Phil Flynn is writer of The Energy Report, a daily market commentary discussing oil, the Middle East, American government, economics, and their effects on the world's energies markets, as well as other commodity markets. Contact Mr. Flynn at (888) 264-5665
Oil bulls are swimming upstream and against the big build upstream in the Gulf Coast. The build eased fears of an impending crude shortfall even as Iranian oil sanctions go into effect full force and geopolitical risk factors in oil-producing nations Venezuela and Libya are ever-present. The big argument for the market is whether the recent surge in oil inventories to 2-year highs reflects a slowdown in demand or is it just the result of transitory supply chain and refinery planned and unplanned outages at work?

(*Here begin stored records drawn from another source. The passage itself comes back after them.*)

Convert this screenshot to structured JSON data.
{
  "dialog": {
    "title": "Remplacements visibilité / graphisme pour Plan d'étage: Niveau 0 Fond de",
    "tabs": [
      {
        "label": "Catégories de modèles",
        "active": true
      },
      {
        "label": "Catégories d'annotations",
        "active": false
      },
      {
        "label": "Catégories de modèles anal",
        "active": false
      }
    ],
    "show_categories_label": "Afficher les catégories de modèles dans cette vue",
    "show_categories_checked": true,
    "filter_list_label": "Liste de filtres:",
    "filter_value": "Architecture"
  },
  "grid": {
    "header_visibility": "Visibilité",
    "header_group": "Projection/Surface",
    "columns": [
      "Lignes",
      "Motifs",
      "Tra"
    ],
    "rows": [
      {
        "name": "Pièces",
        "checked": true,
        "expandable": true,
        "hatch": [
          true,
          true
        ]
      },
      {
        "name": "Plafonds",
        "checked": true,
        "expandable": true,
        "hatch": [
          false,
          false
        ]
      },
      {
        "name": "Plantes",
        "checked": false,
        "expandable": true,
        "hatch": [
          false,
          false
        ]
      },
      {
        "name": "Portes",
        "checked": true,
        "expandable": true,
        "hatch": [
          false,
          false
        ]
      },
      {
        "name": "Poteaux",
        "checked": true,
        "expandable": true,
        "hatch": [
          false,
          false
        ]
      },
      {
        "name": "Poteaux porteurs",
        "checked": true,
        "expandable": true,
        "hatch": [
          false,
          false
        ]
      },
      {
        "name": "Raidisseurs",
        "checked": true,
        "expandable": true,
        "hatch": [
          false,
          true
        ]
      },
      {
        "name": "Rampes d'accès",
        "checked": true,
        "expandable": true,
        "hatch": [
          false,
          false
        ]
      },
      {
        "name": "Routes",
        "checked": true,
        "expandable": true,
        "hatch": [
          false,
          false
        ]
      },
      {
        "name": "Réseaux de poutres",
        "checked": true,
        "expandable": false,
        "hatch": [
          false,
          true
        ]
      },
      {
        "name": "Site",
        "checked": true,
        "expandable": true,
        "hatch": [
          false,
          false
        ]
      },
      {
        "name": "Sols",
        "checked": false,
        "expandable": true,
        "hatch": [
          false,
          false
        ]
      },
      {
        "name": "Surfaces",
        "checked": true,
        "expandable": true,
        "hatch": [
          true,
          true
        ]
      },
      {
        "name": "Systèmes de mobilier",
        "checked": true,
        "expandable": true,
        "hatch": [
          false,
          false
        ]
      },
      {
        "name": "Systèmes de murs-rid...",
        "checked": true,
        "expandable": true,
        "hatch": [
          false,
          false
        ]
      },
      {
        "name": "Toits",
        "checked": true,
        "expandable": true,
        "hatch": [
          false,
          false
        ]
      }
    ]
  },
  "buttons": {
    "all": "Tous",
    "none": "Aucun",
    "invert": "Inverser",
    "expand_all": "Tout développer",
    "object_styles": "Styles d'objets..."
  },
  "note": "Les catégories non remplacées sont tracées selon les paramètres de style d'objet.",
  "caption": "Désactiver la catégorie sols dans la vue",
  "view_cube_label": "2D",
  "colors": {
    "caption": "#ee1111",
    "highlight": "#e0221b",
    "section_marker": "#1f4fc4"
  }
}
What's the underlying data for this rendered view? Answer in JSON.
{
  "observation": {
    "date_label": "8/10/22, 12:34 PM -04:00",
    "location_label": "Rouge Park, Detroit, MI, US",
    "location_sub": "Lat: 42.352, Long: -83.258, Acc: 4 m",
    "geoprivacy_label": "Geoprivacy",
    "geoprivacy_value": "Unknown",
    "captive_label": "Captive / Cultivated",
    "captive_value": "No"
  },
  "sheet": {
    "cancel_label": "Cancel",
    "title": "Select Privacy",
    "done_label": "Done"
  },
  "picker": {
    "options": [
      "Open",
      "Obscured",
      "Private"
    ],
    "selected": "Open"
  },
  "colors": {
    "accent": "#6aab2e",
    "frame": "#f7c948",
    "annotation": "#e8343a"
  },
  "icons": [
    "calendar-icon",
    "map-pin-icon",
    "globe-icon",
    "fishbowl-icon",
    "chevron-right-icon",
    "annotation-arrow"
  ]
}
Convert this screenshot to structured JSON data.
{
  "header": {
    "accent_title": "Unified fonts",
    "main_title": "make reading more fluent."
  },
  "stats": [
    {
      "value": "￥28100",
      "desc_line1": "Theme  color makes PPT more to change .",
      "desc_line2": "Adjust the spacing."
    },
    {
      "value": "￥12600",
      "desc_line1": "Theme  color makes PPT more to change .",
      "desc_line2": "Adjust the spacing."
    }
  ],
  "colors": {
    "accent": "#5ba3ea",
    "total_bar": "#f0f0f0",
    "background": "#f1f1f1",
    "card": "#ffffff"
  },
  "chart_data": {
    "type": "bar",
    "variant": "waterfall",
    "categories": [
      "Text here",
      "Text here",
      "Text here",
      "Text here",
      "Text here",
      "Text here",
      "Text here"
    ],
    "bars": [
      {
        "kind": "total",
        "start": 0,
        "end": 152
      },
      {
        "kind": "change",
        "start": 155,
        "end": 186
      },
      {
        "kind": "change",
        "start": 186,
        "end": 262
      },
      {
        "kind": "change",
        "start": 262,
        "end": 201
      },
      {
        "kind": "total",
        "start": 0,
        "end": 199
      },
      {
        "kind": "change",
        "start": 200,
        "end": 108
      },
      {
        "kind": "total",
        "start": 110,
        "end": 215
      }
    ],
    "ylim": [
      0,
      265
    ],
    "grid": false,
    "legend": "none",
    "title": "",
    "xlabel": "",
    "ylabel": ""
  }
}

My take is that the economy is strong, and the surprise increases are mainly due to transitory factors. We should see record gasoline demand this summer and diesel demand is set to come back. That of course does not mean that you can be blindly long. I felt that after the biggest run up in over a decade and a heavy long speculative position we were ready for a pullback, but in the long-term the oil bull market is still intact.
There was some talk about the fact that Russia came in just above their OPEC quota as an ominous sign that the Russia OPEC partnership was falling apart. Russia’s oil production fell to 11.23 million barrels per day (bpd) in April from 11.3 million bpd in March, above their agreed upon quota. Yet the amount of over production, was not that much and it’s clear that Russia has made a good faith effort to reign in over-supply. They must do better, and I am sure that Saudi Arabia is going to remind them of that.
Saudi Arabia for their part, has done everything in their power and more to try to reduce global oil inventories and get oil prices higher. They continue to over comply, leading OPEC oil production to a four year low. OPEC pumped 30.23 million barrels per day (bpd) this month, the survey showed, down 90,000 bpd from March and the lowest OPEC total since 2015, according to a Reuters survey. This comes as Saudi Energy Minster Khalid al-Falih not only said that he would not be in a hurry to replace Iranian crude oil, but that he was ready to consider extending cuts along with Russia past the June OPEC meeting into the end of the year.
But Reuters is reporting that they may have to increase production to meet domestic demand. Reuters reported that “sources said any rise in Saudi output would still be within its output quota in a pact on supply cuts agreed between OPEC and its allies, a group known as OPEC+. Production from the world’s top crude exporter in May is expected to be around 10 million barrels per day (bpd), slightly higher than April but still below its quota under the OPEC-led pact of 10.3 million bpd, industry sources said.”
“Riyadh often lifts output in the hot summer months to fuel oil-fired power plants and meet rising electricity demand, which means exports do not necessarily rise. One of the sources said the May output rise was not related to Washington’s push for more OPEC oil after it ended waivers granted to buyers of Iranian oil. The waivers had allowed them to purchase crude from Iran despite U.S. sanctions. According to Reuters.”
Yet, Iran hit with tough sanctions says that OPEC is going to fall apart especially if other OPEC members go along with President Trump. Bloomberg News reports “the Iranian oil minister warned that OPEC is in danger of collapse as some nations seek to undermine their fellow members, an apparent reference to Saudi Arabia’s pledge to fill the supply gap created by U.S. sanctions on Iranian exports.” “Iran is a member of OPEC for its interests and any threat from member states won’t go unanswered,” Bijan Namdar Zanganeh said after a meeting with OPEC Secretary General Mohammad Barkindo in Tehran on Thursday, according to the oil ministry’s Shana news agency.
For oil today, look at the ISM manufacturing number for direction. If it comes out stronger than expected it should calm fears of an impending oil demand slowdown. That comes out after the Monthly jobs report that is expected to be solid. Also look at the rig counts. Despite U.S. weekly estimates of oil production rising, another drop-in rig counts will change that trend of rising output in the coming months. What you really need to do is prosper.